Power Corporation of Canada, Canada Life gift to support scientific discovery at University of Lethbridge

The University of Lethbridge is pleased to announce that Power Corporation of Canada, together with Canada Life, is continuing its longstanding support of the University with a multi-faceted gift supporting scientific discovery and liberal education.

The donation, which totals $400,000 between the two organizations, includes $250,000 from Power Corporation and an additional $150,000 from Canada Life. The Power Corporation gift includes support to the Dr. Jim Coutts Prairie Research Program, a research program headed by U of L biologist Dr. Roy Golsteyn, and towards the development of a flexible lab and makerspace within the new Science Commons building.

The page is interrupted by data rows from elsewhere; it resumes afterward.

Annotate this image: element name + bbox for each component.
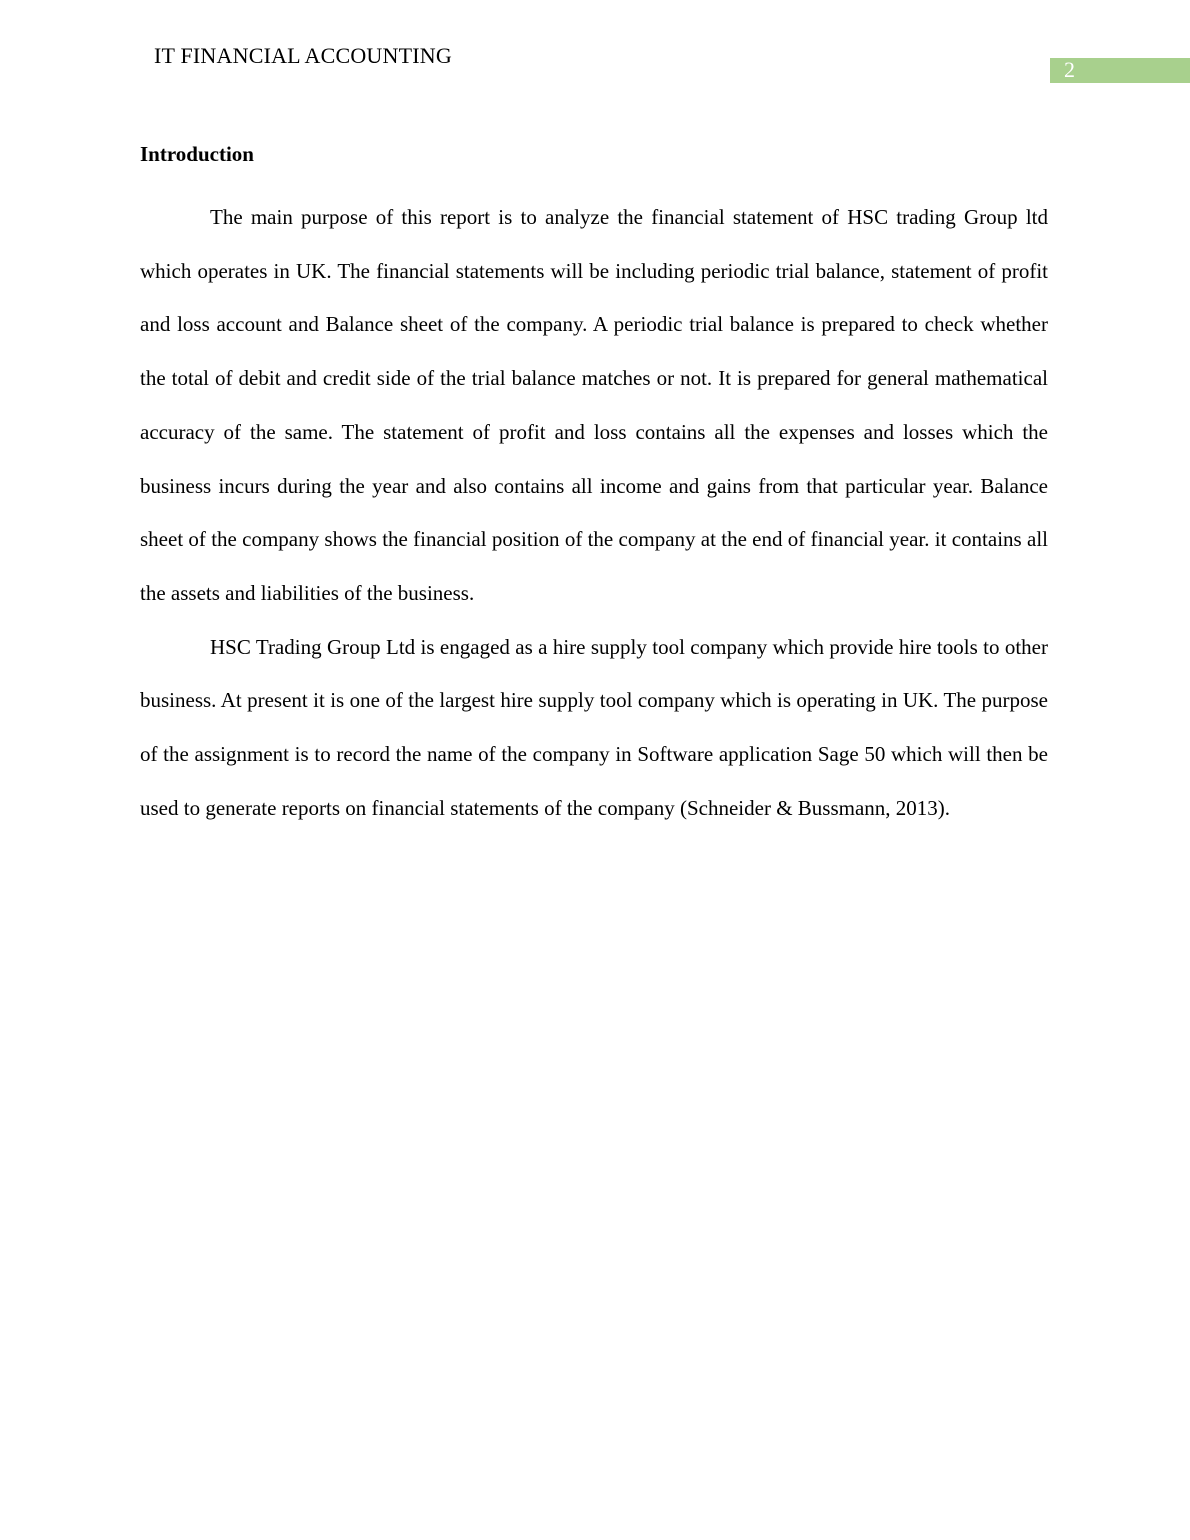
- body-paragraph: The main purpose of this report is to analyze the financial statement of HSC trading Group ltd which operates in UK. The financial statements will be including periodic trial balance, statement of profit and loss account and Balance sheet of the company. A periodic trial balance is prepared to check whether the total of debit and credit side of the trial balance matches or not. It is prepared for general mathematical accuracy of the same. The statement of profit and loss contains all the expenses and losses which the business incurs during the year and also contains all income and gains from that particular year. Balance sheet of the company shows the financial position of the company at the end of financial year. it contains all the assets and liabilities of the business.: [140, 205, 1048, 605]
- page-number-badge: [1050, 58, 1190, 83]
- page-number: 2: [1064, 57, 1075, 82]
- body-paragraph: HSC Trading Group Ltd is engaged as a hire supply tool company which provide hire tools to other business. At present it is one of the largest hire supply tool company which is operating in UK. The purpose of the assignment is to record the name of the company in Software application Sage 50 which will then be used to generate reports on financial statements of the company (Schneider & Bussmann, 2013).: [140, 634, 1048, 820]
- section-heading: Introduction: [140, 142, 254, 166]
- document-body: [140, 137, 1048, 835]
- running-head: IT FINANCIAL ACCOUNTING: [154, 43, 452, 68]
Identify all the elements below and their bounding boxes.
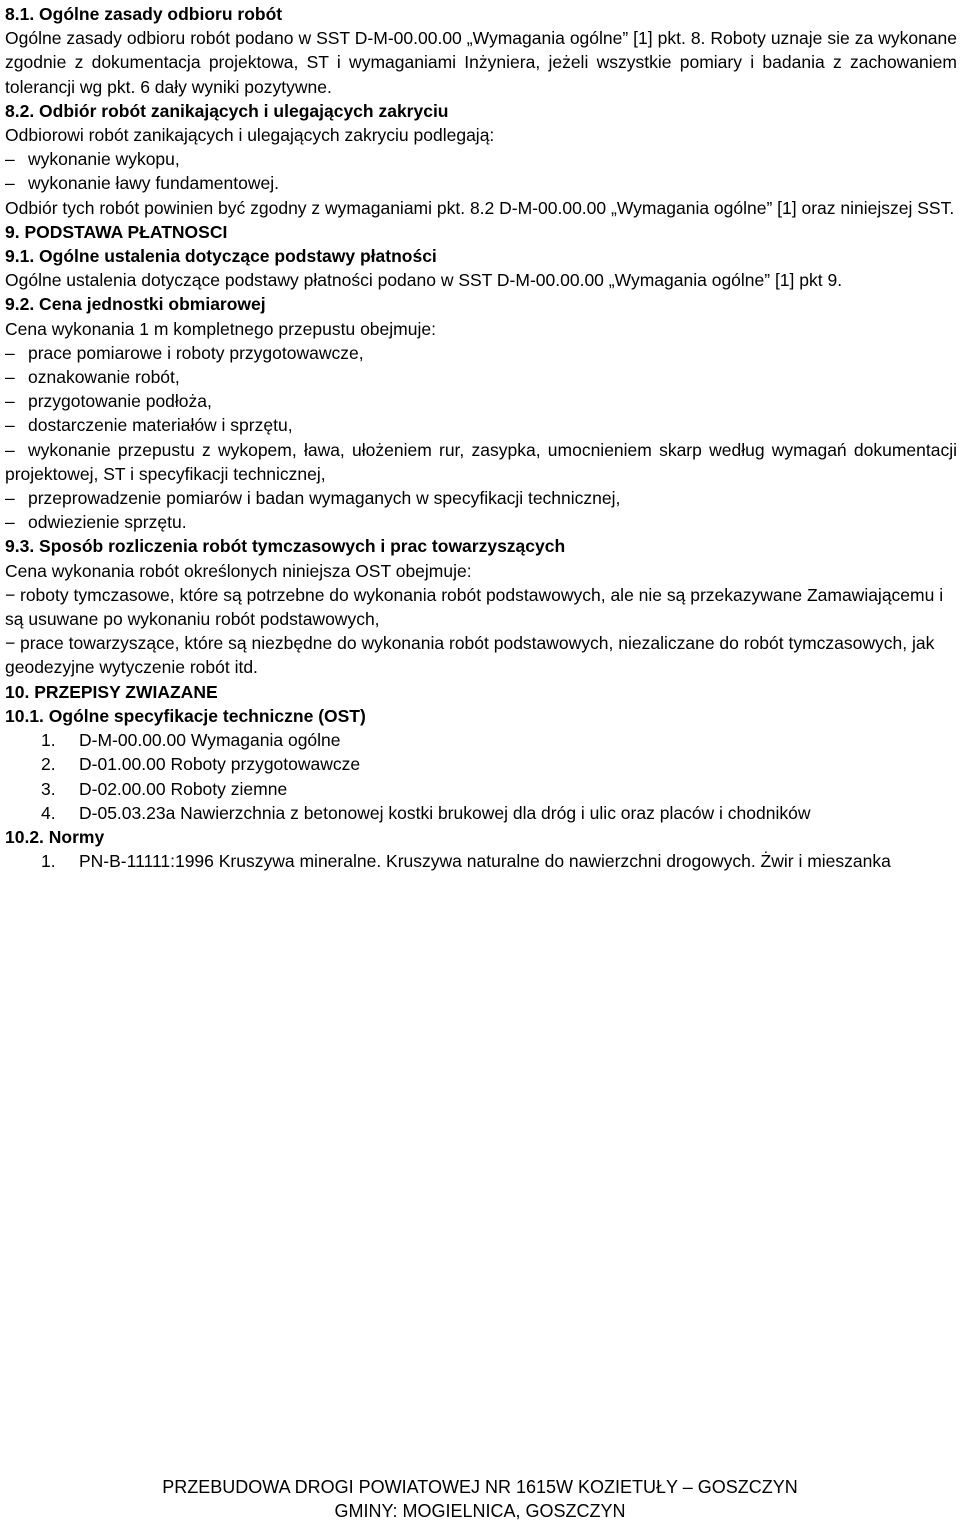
- minus-list-text: roboty tymczasowe, które są potrzebne do wykonania robót podstawowych, ale nie są przekazywane Zamawiającemu i są usuwane po wykonaniu robót podstawowych,: [5, 584, 944, 630]
- section-8-2-outro: Odbiór tych robót powinien być zgodny z wymaganiami pkt. 8.2 D-M-00.00.00 „Wymagania ogólne” [1] oraz niniejszej SST.: [5, 197, 955, 218]
- dash-list-text: wykonanie wykopu,: [28, 149, 180, 170]
- dash-list-item: [5, 171, 957, 195]
- dash-list-text: wykonanie ławy fundamentowej.: [28, 173, 279, 194]
- dash-marker: –: [5, 173, 15, 194]
- dash-list-item: [5, 389, 957, 413]
- minus-list-text: prace towarzyszące, które są niezbędne do wykonania robót podstawowych, niezaliczane do robót tymczasowych, jak geodezyjne wytyczenie robót itd.: [5, 633, 935, 678]
- list-item: [5, 849, 957, 873]
- footer-line-2: GMINY: MOGIELNICA, GOSZCZYN: [334, 1501, 626, 1521]
- dash-marker: –: [5, 149, 15, 170]
- list-item: [5, 752, 957, 776]
- dash-list-text: prace pomiarowe i roboty przygotowawcze,: [28, 342, 364, 363]
- section-9-3-intro: Cena wykonania robót określonych niniejsza OST obejmuje:: [5, 560, 472, 581]
- footer-line-1: PRZEBUDOWA DROGI POWIATOWEJ NR 1615W KOZIETUŁY – GOSZCZYN: [162, 1477, 798, 1497]
- page-footer: [0, 1475, 960, 1523]
- list-text: D-05.03.23a Nawierzchnia z betonowej kostki brukowej dla dróg i ulic oraz placów i chodników: [79, 802, 811, 823]
- dash-marker: –: [5, 439, 15, 460]
- dash-list-text: oznakowanie robót,: [28, 367, 180, 388]
- section-8-2-heading: 8.2. Odbiór robót zanikających i ulegających zakryciu: [5, 100, 449, 121]
- section-9-2-intro: Cena wykonania 1 m kompletnego przepustu obejmuje:: [5, 318, 436, 339]
- dash-list-item: [5, 413, 957, 437]
- minus-marker: −: [5, 584, 16, 605]
- list-text: D-M-00.00.00 Wymagania ogólne: [79, 730, 341, 751]
- list-item: [5, 777, 957, 801]
- list-number: 1.: [41, 730, 56, 751]
- section-9-heading: 9. PODSTAWA PŁATNOSCI: [5, 221, 228, 242]
- dash-list-item: [5, 341, 957, 365]
- list-item: [5, 801, 957, 825]
- section-8-1-heading: 8.1. Ogólne zasady odbioru robót: [5, 4, 283, 24]
- section-10-1-heading: 10.1. Ogólne specyfikacje techniczne (OST): [5, 705, 366, 726]
- list-number: 2.: [41, 754, 56, 775]
- norms-list: [5, 849, 957, 873]
- dash-marker: –: [5, 367, 15, 388]
- dash-list-text: przeprowadzenie pomiarów i badan wymaganych w specyfikacji technicznej,: [28, 488, 621, 509]
- list-text: D-01.00.00 Roboty przygotowawcze: [79, 754, 361, 775]
- list-text: D-02.00.00 Roboty ziemne: [79, 778, 288, 799]
- section-10-2-heading: 10.2. Normy: [5, 826, 105, 847]
- list-text: PN-B-11111:1996 Kruszywa mineralne. Kruszywa naturalne do nawierzchni drogowych. Żwir i mieszanka: [79, 851, 891, 872]
- document-body: [5, 2, 957, 873]
- minus-list-item: [5, 583, 957, 631]
- section-10-heading: 10. PRZEPISY ZWIAZANE: [5, 681, 218, 702]
- dash-list-item: [5, 365, 957, 389]
- minus-list-item: [5, 631, 957, 679]
- dash-list-text: wykonanie przepustu z wykopem, ława, ułożeniem rur, zasypka, umocnieniem skarp według wymagań dokumentacji projektowej, ST i specyfikacji technicznej,: [5, 439, 957, 484]
- dash-list-item: [5, 510, 957, 534]
- dash-marker: –: [5, 488, 15, 509]
- list-number: 4.: [41, 802, 56, 823]
- list-number: 1.: [41, 851, 56, 872]
- list-item: [5, 728, 957, 752]
- section-9-2-heading: 9.2. Cena jednostki obmiarowej: [5, 294, 266, 315]
- dash-list-text: dostarczenie materiałów i sprzętu,: [28, 415, 293, 436]
- dash-marker: –: [5, 342, 15, 363]
- section-8-2-intro: Odbiorowi robót zanikających i ulegających zakryciu podlegają:: [5, 125, 495, 146]
- dash-marker: –: [5, 415, 15, 436]
- dash-list-item: [5, 147, 957, 171]
- dash-list-text: przygotowanie podłoża,: [28, 391, 212, 412]
- dash-list-item: [5, 438, 957, 486]
- minus-marker: −: [5, 633, 16, 654]
- ost-list: [5, 728, 957, 825]
- dash-marker: –: [5, 512, 15, 533]
- section-8-1-text: Ogólne zasady odbioru robót podano w SST D-M-00.00.00 „Wymagania ogólne” [1] pkt. 8. Roboty uznaje sie za wykonane zgodnie z dokumentacja projektowa, ST i wymaganiami Inżyniera, jeżeli wszystkie pomiary i badania z zachowaniem tolerancji wg pkt. 6 dały wyniki pozytywne.: [5, 28, 957, 97]
- section-9-3-heading: 9.3. Sposób rozliczenia robót tymczasowych i prac towarzyszących: [5, 536, 566, 557]
- section-9-1-heading: 9.1. Ogólne ustalenia dotyczące podstawy płatności: [5, 246, 437, 267]
- dash-list-text: odwiezienie sprzętu.: [28, 512, 187, 533]
- dash-marker: –: [5, 391, 15, 412]
- list-number: 3.: [41, 778, 56, 799]
- section-9-1-text: Ogólne ustalenia dotyczące podstawy płatności podano w SST D-M-00.00.00 „Wymagania ogólne” [1] pkt 9.: [5, 270, 843, 291]
- dash-list-item: [5, 486, 957, 510]
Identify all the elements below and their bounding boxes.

The Canada Life gift also supports the Science Commons spaces and the valuable infrastructure that will allow U of L faculty and students to break boundaries with this unique and innovative research.

“At Canada Life, we believe education opens doors to the future. We’ve been a longtime supporter of the University of Lethbridge, and we’re pleased our funding can help bring the Science Commons to life,” says Paul Mahon, chief executive officer, Canada, at Canada Life. “The space is purposefully built to bring students of all ages together to learn from each other, experts and innovative programs, as well as support important research. We know this flexible lab and makerspace is a valuable addition to the University and will be a great asset to the community for years to come.”

Golsteyn’s project is specific to southern Alberta and born of the close relationship the University has had with the traditional Blackfoot territory on which it is situated, and the Blackfoot people. It’s a relationship that was also important to Dr. Jim Coutts (LLD ’12), whose generous gift of his homestead property led to the establishment of the Coutts Centre for Western Canadian Heritage in June 2011.

Coutts had a passion for the ecosystem of Western Canada and, in particular, the preservation and propagation of Western Canadian native prairie grasses. Golsteyn’s lab has become a space for students from the Blackfoot community who wish to use scientific approaches to study plants they may already know by Traditional knowledge or by knowledge from Blackfoot elders. The University of Lethbridge is an excellent place to foster different ways of viewing prairie plants and their impact on human cells, and specifically cancer cells.

“It is astonishing that, even in the 21st century, we are only beginning to realize that plants from the Alberta prairies contain chemicals of medical importance,” says Golsteyn. “This funding will continue to support our students and our research as we investigate these plants, seeking the chemicals that may lead to new and better treatments for eradicating cancer.”

“Power Corporation of Canada believes that leading-edge research and great educators change lives for the better and improve our communities,” mentions Paul Genest, senior vice-president, Power Corporation of Canada. “That is why we are so pleased to support the Dr. Jim Coutts Prairie Research Program, and to partner with Canada Life in support of the Science Commons Flexible Lab Space here at the University of Lethbridge. The University and Dr. Golsteyn are to be commended for their commitment to scientific innovation, using an approach that is respectful of indigenous knowledge and our Canadian ecological and cultural heritage.”

The investments are part of the U of L’s SHINE campaign and highlight the relationship with the University’s corporate partners and their support of a knowledge-driven future where faculty and students work to discover new solutions to perplexing problems and enabling positive change.

“We’re extremely grateful to Power Corporation of Canada for recognizing the incredible potential of Dr. Golsteyn’s project and how their support will push this research forward while empowering the next generation of scientific leaders, and to Canada Life for their support of Science Commons, which is changing the way we engage science students and the community at the U of L,” says Dr. Mike Mahon, the U of L’s president and vice-chancellor.

The University’s SHINE campaign continues to garner unprecedented donor support and has currently raised $88 million toward its $100-million goal.